Pandas groupby for zero values
Solution 1:
You can use this:
df = df.groupby(['Symbol','Year']).count().unstack(fill_value=0).stack()
print (df)
Output:
Action
Symbol Year
AAPL 2001 2
2002 0
BAC 2001 0
2002 2
Solution 2:
You can use pivot_table
with unstack
:
print df.pivot_table(index='Symbol',
columns='Year',
values='Action',
fill_value=0,
aggfunc='count').unstack()
Year Symbol
2001 AAPL 2
BAC 0
2002 AAPL 0
BAC 2
dtype: int64
If you need output as DataFrame
use to_frame
:
print df.pivot_table(index='Symbol',
columns='Year',
values='Action',
fill_value=0,
aggfunc='count').unstack()
.to_frame()
.rename(columns={0:'Action'})
Action
Year Symbol
2001 AAPL 2
BAC 0
2002 AAPL 0
BAC 2
Solution 3:
Datatype category
Maybe this feature didn't exist back when this thread was opened, however the datatype "category" can help here:
# create a dataframe with one combination of a,b missing
df = pd.DataFrame({"a":[0,1,1], "b": [0,1,0]})
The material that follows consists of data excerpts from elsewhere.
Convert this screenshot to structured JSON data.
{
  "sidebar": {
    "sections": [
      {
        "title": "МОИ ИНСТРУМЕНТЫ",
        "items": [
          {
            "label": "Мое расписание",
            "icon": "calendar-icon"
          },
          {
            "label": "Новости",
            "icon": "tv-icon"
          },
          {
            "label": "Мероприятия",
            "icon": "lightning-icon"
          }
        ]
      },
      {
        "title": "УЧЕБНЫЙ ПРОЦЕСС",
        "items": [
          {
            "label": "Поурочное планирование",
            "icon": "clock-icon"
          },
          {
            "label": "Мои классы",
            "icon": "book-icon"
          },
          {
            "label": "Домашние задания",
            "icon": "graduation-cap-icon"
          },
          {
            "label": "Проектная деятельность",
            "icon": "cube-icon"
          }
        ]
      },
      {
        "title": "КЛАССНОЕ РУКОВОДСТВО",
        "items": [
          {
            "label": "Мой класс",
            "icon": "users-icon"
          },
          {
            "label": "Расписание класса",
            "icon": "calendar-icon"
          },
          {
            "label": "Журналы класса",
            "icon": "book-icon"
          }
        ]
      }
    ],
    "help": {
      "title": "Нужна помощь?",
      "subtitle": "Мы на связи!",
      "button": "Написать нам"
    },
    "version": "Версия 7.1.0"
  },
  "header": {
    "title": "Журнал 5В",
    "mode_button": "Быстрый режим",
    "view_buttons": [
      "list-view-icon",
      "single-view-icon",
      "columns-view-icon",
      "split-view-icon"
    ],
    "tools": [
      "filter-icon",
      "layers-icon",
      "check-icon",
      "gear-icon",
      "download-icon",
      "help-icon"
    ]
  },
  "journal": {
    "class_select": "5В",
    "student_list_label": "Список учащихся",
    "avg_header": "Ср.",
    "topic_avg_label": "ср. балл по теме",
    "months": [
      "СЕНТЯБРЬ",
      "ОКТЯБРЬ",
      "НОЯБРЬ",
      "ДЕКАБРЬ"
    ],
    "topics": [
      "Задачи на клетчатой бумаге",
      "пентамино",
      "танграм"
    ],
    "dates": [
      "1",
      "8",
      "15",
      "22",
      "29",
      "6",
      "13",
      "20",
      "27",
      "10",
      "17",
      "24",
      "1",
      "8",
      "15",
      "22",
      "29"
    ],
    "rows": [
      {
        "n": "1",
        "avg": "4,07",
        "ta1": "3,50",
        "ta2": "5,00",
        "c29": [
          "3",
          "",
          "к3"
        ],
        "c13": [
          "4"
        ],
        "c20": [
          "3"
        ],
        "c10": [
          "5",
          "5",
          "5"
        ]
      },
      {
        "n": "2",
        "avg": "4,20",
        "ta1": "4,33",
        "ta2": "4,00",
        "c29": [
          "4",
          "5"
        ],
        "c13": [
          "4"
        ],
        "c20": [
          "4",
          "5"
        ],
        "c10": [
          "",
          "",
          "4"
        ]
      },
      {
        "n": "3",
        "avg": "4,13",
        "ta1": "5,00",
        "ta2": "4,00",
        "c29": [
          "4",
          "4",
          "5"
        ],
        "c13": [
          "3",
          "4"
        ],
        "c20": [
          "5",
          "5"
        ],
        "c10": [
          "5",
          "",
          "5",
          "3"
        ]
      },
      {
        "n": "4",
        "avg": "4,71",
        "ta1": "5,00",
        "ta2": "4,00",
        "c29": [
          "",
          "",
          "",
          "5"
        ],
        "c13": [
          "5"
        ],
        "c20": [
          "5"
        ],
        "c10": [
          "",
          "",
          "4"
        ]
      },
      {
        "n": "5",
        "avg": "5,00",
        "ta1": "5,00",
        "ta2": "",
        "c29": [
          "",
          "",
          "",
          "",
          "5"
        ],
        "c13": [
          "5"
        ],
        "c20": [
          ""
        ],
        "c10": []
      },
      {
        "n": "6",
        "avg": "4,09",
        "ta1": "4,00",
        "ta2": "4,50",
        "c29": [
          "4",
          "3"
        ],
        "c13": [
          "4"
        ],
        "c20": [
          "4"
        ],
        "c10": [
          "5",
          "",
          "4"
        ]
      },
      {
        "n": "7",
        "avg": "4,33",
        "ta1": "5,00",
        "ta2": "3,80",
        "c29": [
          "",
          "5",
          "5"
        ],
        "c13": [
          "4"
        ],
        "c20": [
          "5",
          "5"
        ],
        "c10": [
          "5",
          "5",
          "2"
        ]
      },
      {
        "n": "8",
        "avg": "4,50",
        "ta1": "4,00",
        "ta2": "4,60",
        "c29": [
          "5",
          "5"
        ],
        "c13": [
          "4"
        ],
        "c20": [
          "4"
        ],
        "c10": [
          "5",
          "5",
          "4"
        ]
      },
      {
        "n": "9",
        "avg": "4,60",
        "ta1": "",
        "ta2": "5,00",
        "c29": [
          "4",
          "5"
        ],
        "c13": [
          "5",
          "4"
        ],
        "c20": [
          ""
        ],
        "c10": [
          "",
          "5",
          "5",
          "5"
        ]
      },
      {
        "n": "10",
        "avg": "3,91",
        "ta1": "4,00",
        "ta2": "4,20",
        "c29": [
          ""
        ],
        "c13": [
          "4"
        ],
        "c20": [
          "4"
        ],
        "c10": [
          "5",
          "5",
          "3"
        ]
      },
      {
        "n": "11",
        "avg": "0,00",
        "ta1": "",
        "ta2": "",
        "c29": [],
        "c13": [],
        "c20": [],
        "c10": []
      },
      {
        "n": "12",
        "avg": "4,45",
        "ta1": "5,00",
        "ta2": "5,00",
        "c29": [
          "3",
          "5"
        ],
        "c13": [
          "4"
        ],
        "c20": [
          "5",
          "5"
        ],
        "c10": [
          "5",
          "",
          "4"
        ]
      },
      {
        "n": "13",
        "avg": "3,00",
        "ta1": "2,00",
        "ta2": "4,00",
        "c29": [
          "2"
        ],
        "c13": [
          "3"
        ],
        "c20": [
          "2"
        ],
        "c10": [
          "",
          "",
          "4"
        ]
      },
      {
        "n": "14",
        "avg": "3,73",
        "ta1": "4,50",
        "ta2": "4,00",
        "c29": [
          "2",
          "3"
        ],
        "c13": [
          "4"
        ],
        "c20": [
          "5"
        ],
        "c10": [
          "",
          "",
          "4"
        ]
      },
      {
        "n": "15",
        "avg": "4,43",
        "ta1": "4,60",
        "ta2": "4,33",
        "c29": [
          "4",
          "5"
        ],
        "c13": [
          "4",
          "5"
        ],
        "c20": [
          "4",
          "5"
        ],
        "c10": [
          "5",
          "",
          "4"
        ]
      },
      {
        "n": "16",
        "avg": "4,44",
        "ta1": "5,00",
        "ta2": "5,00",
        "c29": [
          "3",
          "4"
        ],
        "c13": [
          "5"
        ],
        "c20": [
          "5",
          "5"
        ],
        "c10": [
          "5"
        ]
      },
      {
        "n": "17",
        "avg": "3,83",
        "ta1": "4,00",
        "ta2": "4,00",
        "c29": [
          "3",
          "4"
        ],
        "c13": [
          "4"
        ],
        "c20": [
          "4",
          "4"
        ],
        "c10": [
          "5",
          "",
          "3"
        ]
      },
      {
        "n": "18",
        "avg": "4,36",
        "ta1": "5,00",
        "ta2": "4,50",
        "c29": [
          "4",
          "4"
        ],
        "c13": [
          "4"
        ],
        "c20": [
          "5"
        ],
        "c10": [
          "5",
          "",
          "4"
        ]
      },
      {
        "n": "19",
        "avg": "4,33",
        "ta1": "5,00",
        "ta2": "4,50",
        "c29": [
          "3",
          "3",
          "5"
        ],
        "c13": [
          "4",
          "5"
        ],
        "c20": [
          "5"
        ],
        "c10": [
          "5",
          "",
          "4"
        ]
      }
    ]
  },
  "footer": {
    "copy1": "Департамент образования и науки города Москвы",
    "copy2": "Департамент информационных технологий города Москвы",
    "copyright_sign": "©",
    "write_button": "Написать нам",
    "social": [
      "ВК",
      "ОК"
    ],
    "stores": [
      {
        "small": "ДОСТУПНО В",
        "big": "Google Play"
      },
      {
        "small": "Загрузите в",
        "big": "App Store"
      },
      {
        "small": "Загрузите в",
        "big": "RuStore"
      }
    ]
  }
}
df = df.astype({"a":"category", "b":"category"})
print(df)
Dataframe looks like this:
a b
0 0 0
1 1 1
2 1 0
And now, grouping by a and b
print(df.groupby(["a","b"]).size())
yields:
a b
0 0 1
1 0
1 0 1
1 1
Note the 0 in the rightmost column. This behavior is also documented in the pandas userguide (search on page for "groupby").